Les 28 et 29 avril 1996, Martin Bryant, 28 ans, commet la plus grande tuerie de masse de l’histoire de l’Australie. Dans la station balnéaire de Port Arthur (Tasmanie), il tue 35 personnes.
Moins de deux semaines plus tard, le Premier ministre australien John Howard déclare : « Nous ne voulons pas importer cette maladie américaine en Australie ». À cette époque, les armes à feu ne sont que très peu réglementées par le gouvernement australien.
John Howard promeut alors une réforme, le NFA (National Firearms Agreement) pour contrôler les armes, en incorporant une méthode innovante : le rachat obligatoire, en incluant des sanctions sévères pour ceux qui ne les rendraient pas.
Un rachat obligatoire
En deux ans, l’Etat australien, pour diminuer le nombre d'armes à feu en circulation, rachète à leurs propriétaires près de 650 000 fusils automatiques et semi-automatiques et armes de poings, jugés illégaux, soit près de 20% des armes présentes sur le territoire. Une mesure estimée à 270 millions de dollars à l’époque et financée par des hausses d’impôts.
Cette réforme interdit en parallèle la vente de fusils automatiques et semi-automatiques, oblige l’enregistrement des armes au nom de leur propriétaire, le passé judiciaire de ce dernier étant scuté lors de l’achat. Il faut également justifier d’une raison valable pour acheter une arme, l'auto-défense n’étant plus considérée comme un motif recevable.
Quelques années plus tard, le bilan est positif. Le taux d’homicide a baissé de 59% entre 1995 et 2006, selon une étude de deux chercheurs australiens, Andrew Leigh, de l’Australian National University et Christine Neill, de la Wilfrid Laurier University, et « le rachat a presque réduit de moitié la part des ménages australiens possédant une ou plusieurs armes à feu », expliquent les deux chercheurs.
Depuis 1996, aucune tuerie de masse n’a eu lieu. En 2016, en réaction à une attaque à Sydney en 2014 qui a fait trois morts, le gouvernement récupère 26 000 nouvelles armes à feu. En parallèle, il décrète une amnistie nationale pour les détenteurs illégaux d’armes. En vigueur sur un temps réduit (quelques mois), cette amnistie permet aux détenteurs illégaux de ne pas être condamnés.

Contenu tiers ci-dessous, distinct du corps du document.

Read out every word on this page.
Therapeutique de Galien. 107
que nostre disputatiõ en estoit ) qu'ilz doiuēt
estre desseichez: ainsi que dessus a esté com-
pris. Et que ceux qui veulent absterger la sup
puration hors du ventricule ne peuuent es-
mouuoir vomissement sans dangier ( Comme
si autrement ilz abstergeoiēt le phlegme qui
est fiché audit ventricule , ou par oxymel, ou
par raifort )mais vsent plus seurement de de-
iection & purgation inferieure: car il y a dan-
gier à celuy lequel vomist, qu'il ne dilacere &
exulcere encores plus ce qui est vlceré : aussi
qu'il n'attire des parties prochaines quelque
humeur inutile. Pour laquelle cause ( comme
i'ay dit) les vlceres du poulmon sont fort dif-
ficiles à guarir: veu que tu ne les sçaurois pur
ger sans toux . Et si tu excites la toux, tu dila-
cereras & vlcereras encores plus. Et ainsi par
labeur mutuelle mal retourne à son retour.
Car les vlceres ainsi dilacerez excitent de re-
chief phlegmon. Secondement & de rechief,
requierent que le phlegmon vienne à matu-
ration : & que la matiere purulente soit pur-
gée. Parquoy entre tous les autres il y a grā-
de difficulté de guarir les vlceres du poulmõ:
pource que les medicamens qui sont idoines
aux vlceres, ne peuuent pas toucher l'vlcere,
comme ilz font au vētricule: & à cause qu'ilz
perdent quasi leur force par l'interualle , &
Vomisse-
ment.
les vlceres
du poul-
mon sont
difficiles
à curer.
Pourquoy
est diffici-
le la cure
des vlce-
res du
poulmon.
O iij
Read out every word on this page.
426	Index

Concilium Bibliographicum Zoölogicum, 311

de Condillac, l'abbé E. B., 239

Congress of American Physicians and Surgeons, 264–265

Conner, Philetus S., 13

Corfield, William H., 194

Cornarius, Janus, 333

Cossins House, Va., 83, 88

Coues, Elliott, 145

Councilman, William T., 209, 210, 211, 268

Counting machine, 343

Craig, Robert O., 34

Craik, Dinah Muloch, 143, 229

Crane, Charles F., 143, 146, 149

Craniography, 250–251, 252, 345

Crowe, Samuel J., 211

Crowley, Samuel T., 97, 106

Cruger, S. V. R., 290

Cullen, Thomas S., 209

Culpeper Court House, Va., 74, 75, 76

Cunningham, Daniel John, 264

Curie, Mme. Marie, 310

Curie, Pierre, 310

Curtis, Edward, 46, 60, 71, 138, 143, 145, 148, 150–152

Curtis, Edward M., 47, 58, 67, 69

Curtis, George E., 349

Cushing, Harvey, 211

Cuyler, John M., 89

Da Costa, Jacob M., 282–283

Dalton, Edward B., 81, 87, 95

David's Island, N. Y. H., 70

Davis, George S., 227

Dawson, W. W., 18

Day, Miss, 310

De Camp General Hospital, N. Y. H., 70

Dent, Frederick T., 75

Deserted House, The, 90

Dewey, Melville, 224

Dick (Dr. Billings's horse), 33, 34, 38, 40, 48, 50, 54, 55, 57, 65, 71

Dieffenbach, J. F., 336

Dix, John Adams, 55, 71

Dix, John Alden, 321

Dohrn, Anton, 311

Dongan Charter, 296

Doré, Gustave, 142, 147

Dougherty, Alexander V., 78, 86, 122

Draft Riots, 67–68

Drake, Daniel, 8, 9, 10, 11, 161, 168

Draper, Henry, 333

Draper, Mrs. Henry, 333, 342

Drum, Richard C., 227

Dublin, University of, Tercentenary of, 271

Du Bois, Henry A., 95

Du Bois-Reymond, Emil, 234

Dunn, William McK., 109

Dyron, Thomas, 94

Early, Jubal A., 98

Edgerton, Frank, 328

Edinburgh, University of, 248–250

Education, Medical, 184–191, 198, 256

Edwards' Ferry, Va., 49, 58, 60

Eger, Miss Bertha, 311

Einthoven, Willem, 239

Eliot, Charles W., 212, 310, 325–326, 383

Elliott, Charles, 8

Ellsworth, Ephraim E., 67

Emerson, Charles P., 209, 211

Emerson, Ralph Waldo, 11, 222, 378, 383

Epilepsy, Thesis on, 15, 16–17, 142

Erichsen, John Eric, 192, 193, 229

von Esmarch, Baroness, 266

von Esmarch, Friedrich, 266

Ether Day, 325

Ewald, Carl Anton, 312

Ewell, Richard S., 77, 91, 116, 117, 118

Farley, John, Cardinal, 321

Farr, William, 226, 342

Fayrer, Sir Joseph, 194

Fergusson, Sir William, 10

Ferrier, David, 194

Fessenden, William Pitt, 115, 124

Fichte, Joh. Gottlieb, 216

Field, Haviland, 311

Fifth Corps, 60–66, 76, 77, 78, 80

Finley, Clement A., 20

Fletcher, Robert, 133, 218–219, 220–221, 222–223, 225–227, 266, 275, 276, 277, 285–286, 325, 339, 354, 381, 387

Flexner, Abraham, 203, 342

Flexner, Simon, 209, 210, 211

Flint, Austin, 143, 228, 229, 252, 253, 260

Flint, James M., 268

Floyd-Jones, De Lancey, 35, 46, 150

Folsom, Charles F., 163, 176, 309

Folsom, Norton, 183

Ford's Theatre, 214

Pour le gouvernement australien, l’enjeu est de contrôler ces armes illégales, pour « limiter les fusillades et le terrorisme ». Les autorités ont annoncé avoir récupéré près de 50 000 armes à cette occasion.
Aujourd’hui, posséder illégalement une arme en Australie est passible de 14 ans de prison et 190 000 euros d’amende. Selon les autorités, il y aurait 3,7 millions d’armes légales et 260 000 illégales en circulation, pour environ 25 millions d’habitants.
Une solution pour les Etats-Unis ?
En Australie, le NFA avait aussi bénéficié d’un large consensus politique, permettant au premier ministre conservateur d'aller au bout de sa réforme. Aux États-Unis, un tel consensus n'existe pas : si l'opinion publique en faveur d'une réglementation plus stricte progresse, une confiscation ou une interdiction reste rejetée par la majorité de la population. Environ 30% des Américains détiennent une arme à feu.
Les chiffres sont sans commune mesure entre les deux pays. Sur l’année 2020, 11,3 millions d’armes à feu ont été produites sur le territoire américain, selon le dernier rapport du ministère de la Justice. Dans un pays aux 370 millions d’habitants, près de 400 millions d’armes seraient en circulation en 2020 (108 armes pour 100 habitants, contre 16 pour 100 en Australie).
Mettre en place aux États-Unis, la réglementation asutralienne de 1996 impliquerait le rachat de près de 80 millions d’armes. En reprenant les chiffres australiens de l’époque, le coût pour le gouvernement américain serait proche de 36 milliards de dollars, soit autant que le budget annuel du ministère de la Justice.
Le fédéralisme américain serait aussi un frein à une telle réforme. Chaque État a ses propres lois sur le port d’armes, et décide s’il est nécessaire d’avoir un permis pour en porter et en utiliser une. Et les réglementations sont également bloquées au niveau fédéral, avec comme acteur principal la NRA (National Rifle Association), puissant lobby des armes et ardent défenseur du deuxième amendement. La NRA finance allègrement les campagnes et le parti républicain, comme en témoigne son “don” pour la campagne de Donald Trump en 2017 (près de 30 millions de dollars).